Every so often Tony will, usually after moving or revealing a new part of my body, make a comment to his colleague in Korean that I of course cannot understand. Sometimes it is accompanied by laughter. Occasionally the towel protecting my manhood will slip a little bit, only to be carefully replaced by someone who will also, nearly halfway through the procedure, use it to lift my scrotum out of place so that he can indeed scrub underneath. A completely new sensation for me, at 42 years of age, to have an abrasive cloth scrubbing away the dead flesh around my perineum.
“Face down,” he says shortly after, and now that previous feeling of having pushed through a personal comfort zone is matched when I flip over and find that this time there is no towel, no pretension of modesty. Just the open air. And while a culture designed and dominated by cis male heteronormative insecurities has conditioned me to believe that there is nothing more frightening, more dangerous, than an exposed and vulnerable asshole, I am pleasantly surprised to realize that I’m not that concerned. Perhaps because I know what I’m in for - I’m neither surprised nor particularly abashed at this point when he reaches between my cheeks to scrub within them.
It’s appropriate, I realize shortly before we finish, that I am doing this as part of an anniversary celebration. Ten years ago would I have dreamed off doing something like this? Like most things I’ve done since we met, let alone were married, I have become brave enough to do it because I have someone to encourage and, yes, sometimes shame me into doing things that I would have heretofore been too uncomfortable to do. It’s a mark of how far this relationship has brought me, and the extent to which it has inspired and facilitated the growth of a very sheltered young man.
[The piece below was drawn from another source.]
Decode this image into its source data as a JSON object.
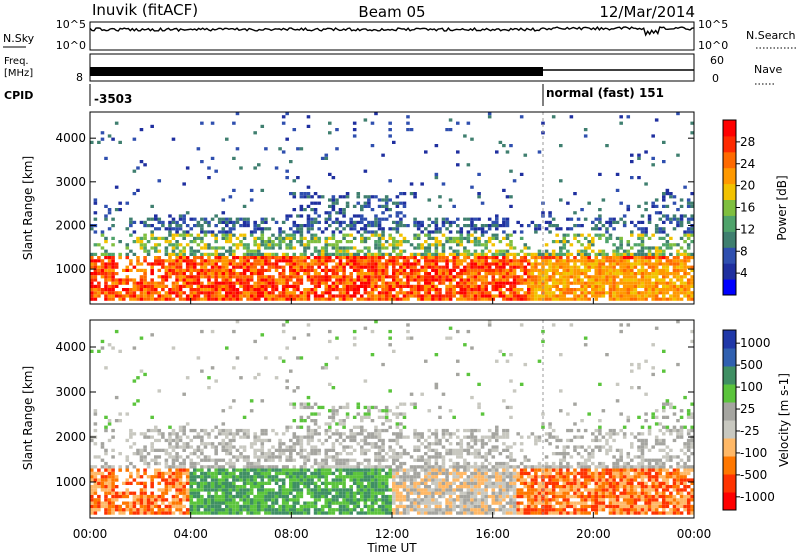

It also feels right to be doing it at the start of a new year. After a half hour or so, Tony simply says “Okay!” I thank him, and when I walk back out to the baths and assess his work, I find that Tiff was right - I feel scrubbed clean and completely smooth. It feels, in its own way, like a new beginning, however small.
-cs
I will not indulge in any of the hand-wringing I sometimes see from men online over having, god forbid, a man massage or scrub you down because 1) grow up and 2) I have had many massages from either gender and I have found that there are few experiences that are less sexual to me no matter who is doing them.